How to recycle timely content to make evergreen content
The ephemeral news cycle in all of its iterations—cable news, print, blogs, radio, social media—leaves very little time to write any timely content. Just as you think you are writing something, an ode to whatever the news is this week, it may be gone, only useful the next time it shows up in a news cycle.
So a publisher solely focuses on writing evergreen content, which can be read months even years after it has been published; it needs no context to understand. The problem with this is that people are also focused on the here and now. During that here and now, they are more likely to share that content.
Sharing content and passing it along to people—whether it’s posting a link on someone’s Facebook wall, retweeting some content on your Twitter feed, or emailing your mom that article—is the norm these days.
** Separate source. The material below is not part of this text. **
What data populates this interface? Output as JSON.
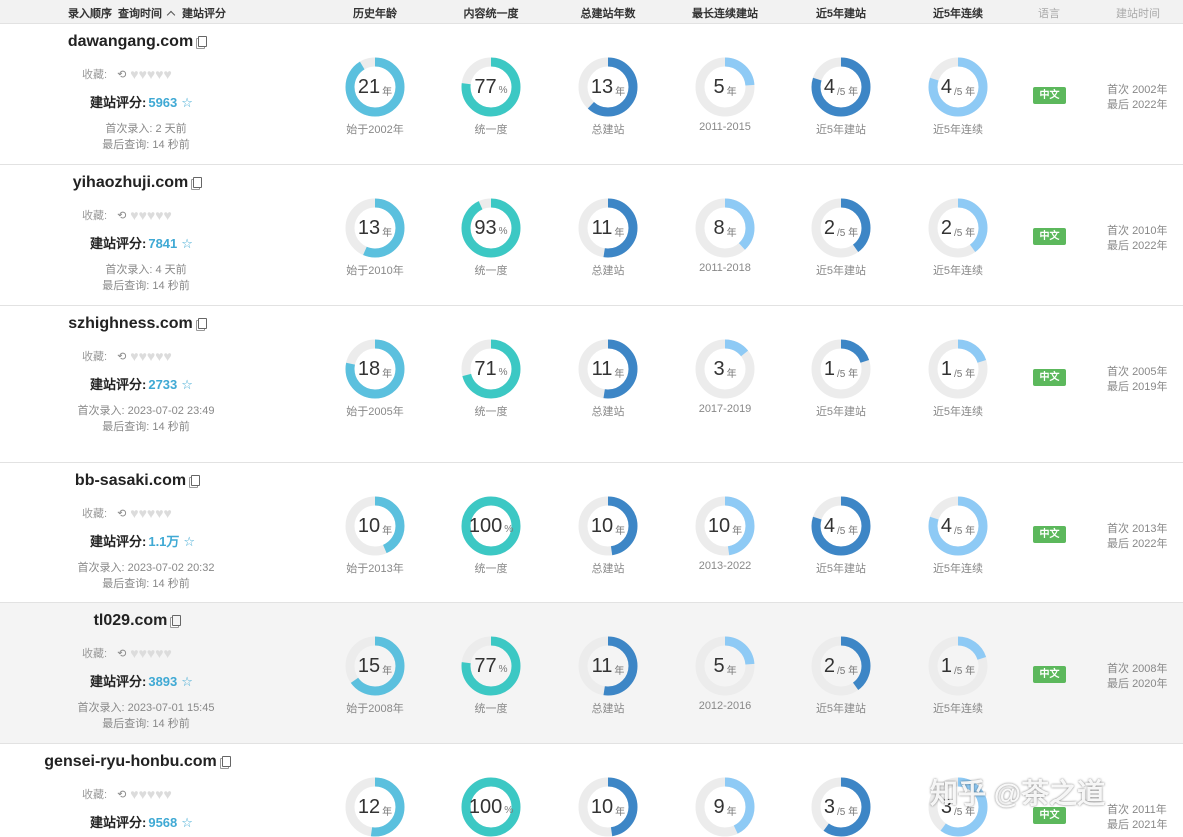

And in order to have share-worthy content, publishers will need both evergreen and timely content. But how can you prepare for this?
Timely content can get tricky, not only in executing the content on time, but also how it relates to the content you publish. Publishers must ask themselves: how can we turn current events into relevant content? Well, you really have to be creative and understand your content. Who is your audience? Why do you publish the content you do? What is your mission?
Then, think about what you write about it and how to write for it. If you are a blog that writes about writers, how can you think outside of the box to create timely content? Then, analyze the news. The only way that works is to simplify it to its absolute bareness. What are we really talking about in that piece? How does it relate to my publishing? And if you can make this timely content without being overtly on the nose, it can then become repurposed evergreen content.
One of the more successful publishers to have done this is one of our publishing partners The Stoner’s Cookbook. Consistently, they take timely content and relate it to marijuana. For example, the recent conversations about feminism in various news stories (the celebrity nude scandal, Emma Watson’s UN speech, sexual assault on college campuses, the wage gap) led to The Stoner’s Cookbook to publish an article that highlights women’s contributions to the marijuana industry.
So to continue with our writing blog scenario, if you write a blog about what it means to be a writer and you would like to write timely content, look at the news. Maybe you’ll write about feminism; write about some of your favorite female writers like Virginia Wolff, the Brontë sisters, Jane Austen, Agatha Christie, JK Rowling. Write about feminist male authors like Henrik Ibsen, George Bernard Shaw, Mark Twain.
Get creative and realize that you are solving both a short-term and long-term problem in terms of the content you publish.